Dossier Ain, intesa con Anima e legge delega ridisegnano il ritorno dell’atomo tra crescita promessa e interrogativi aperti.
(Foto: un reattore nucleare prima di andare in funzione).
L’atomo torna ufficialmente nella stanza dei bottoni della politica energetica italiana.
L’Associazione italiana nucleare (Ain) ha presentato il dossier
“Nucleare in Italia: dal dire al fare”, affiancato da un
memorandum d’intesa con Anima Confindustria sulla filiera industriale,
mentre il Governo porta in Parlamento la legge delega sul “nucleare sostenibile”.
Sul tavolo ci sono numeri che fanno gola: un impatto potenziale fino al 2,5% del Pil,
oltre 117.000 nuovi posti di lavoro entro il 2050, e una
supply chain europea fino al 90% autonoma per sostenere una domanda elettrica
spinta da digitalizzazione, data center e intelligenza artificiale.
Ma dietro le slide ottimistiche si muove un panorama molto più complesso:
tempi lunghi, costi elevati, forte opposizione di una parte del mondo scientifico e ambientalista,
concorrenza serrata delle rinnovabili e un’opinione pubblica che ha già bocciato il nucleare
in due referendum, nel 1987 e nel 2011.
Il dossier Ain: Pil, occupazione e catena del valore
Il dossier presentato da Ain durante la Giornata annuale a Roma del 10 dicembre
mette nero su bianco lo scenario che l’associazione propone come “ritorno industriale” del nucleare.

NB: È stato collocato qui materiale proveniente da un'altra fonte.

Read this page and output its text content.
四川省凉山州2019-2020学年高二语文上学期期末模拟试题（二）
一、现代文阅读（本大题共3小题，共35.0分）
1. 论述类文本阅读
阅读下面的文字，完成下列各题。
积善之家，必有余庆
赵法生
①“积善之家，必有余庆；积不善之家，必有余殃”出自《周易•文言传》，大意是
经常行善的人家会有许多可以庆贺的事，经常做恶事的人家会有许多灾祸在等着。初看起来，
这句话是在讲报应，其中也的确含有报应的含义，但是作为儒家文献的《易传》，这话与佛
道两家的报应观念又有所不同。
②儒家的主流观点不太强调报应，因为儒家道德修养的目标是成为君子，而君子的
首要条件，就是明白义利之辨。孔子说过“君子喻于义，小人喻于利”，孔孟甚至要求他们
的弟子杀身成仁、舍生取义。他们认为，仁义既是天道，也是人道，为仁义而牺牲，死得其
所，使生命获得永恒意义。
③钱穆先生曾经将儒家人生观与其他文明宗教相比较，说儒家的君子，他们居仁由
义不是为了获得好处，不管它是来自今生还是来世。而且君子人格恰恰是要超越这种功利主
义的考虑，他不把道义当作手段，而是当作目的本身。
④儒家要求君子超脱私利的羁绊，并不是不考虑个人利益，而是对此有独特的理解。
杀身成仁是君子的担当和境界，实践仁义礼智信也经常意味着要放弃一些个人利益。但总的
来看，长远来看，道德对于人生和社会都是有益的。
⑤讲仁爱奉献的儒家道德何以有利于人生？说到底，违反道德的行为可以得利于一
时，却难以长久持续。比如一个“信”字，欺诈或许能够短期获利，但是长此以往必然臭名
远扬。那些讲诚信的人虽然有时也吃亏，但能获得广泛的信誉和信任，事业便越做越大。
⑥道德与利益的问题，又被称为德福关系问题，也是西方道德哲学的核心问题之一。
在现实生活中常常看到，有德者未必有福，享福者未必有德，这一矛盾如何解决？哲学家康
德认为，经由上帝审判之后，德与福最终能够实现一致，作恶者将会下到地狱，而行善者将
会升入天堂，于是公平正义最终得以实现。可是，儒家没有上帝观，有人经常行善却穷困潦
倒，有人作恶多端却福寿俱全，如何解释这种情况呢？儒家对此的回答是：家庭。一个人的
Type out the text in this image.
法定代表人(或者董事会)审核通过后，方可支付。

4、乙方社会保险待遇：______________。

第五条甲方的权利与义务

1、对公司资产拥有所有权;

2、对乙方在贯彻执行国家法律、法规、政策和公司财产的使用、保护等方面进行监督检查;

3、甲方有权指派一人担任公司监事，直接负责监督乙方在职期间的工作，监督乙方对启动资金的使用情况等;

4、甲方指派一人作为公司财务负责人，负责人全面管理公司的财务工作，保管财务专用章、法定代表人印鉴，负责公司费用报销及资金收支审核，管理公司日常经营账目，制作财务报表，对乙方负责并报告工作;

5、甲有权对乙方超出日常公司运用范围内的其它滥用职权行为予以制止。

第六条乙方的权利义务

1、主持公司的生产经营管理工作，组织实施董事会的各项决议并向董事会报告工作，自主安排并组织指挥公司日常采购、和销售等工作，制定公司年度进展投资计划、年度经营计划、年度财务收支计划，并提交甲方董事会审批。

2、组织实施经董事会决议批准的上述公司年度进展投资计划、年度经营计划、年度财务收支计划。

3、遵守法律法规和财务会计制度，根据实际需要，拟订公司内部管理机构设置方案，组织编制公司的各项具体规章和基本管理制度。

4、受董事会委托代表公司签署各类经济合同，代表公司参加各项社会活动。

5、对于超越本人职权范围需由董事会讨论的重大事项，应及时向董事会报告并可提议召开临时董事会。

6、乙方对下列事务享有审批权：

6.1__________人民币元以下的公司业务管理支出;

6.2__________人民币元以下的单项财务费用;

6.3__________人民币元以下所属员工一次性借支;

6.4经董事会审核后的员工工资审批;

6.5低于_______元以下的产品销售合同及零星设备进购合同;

Secondo le stime, un programma di nuovi impianti potrebbe generare
un impatto economico complessivo pari a circa il 2,5% del Pil e creare
oltre 117.000 posti di lavoro entro il 2050, di cui circa 39.000 diretti nella filiera industriale.
Questi numeri non nascono dal nulla: riprendono e aggiornano le valutazioni di
studi realizzati da The European House – Ambrosetti con
Edison e Ansaldo Nucleare e dal rapporto congiunto Confindustria–Enea,
che già stimavano un mercato complessivo superiore ai 50 miliardi di euro
e fino a 117.000 occupati in uno scenario di sviluppo di
reattori di piccola e media taglia (Smr e Amr) per circa 7 GW
installati tra il 2035 e il 2050.
Il valore aggiunto, nelle intenzioni di Ain, non sarebbe solo energetico ma
anche geopolitico: si punta a una filiera europea autonoma per il 90%
nei componenti strategici – dalla meccanica di precisione all’ingegneria di sistema –
riducendo la dipendenza da fornitori extra-Ue in un settore ad alta valenza strategica.
L’accordo Ain–Anima: la nuova alleanza dell’industria
Il memorandum d’intesa firmato tra Ain e Anima Confindustria,
la federazione delle aziende della meccanica, punta a costruire una
piattaforma stabile di collaborazione tra mondo nucleare e industria
manifatturiera italiana. L’obiettivo dichiarato è trasformare
la promessa di numeri su Pil e occupazione in un ecosistema industriale strutturato.
L’intesa prevede:
- Scambio di competenze tecniche e partecipazione congiunta a tavoli di standardizzazione.
- Programmi di formazione per ingegneri, tecnici e operatori specializzati.
- Workshop e studi su requisiti di sicurezza, certificazioni e qualità.
- Partecipazione coordinata ai progetti europei e agli IPCEI su Smr, Amr e fusione.
- Monitoraggio delle opportunità di export per componenti e servizi made in Italy.
Nel racconto di Ain e Anima, il nuovo nucleare diventa una sorta di
volano industriale capace di agganciare la trasformazione delle reti,
l’esplosione della domanda elettrica e le politiche europee sulla sicurezza energetica.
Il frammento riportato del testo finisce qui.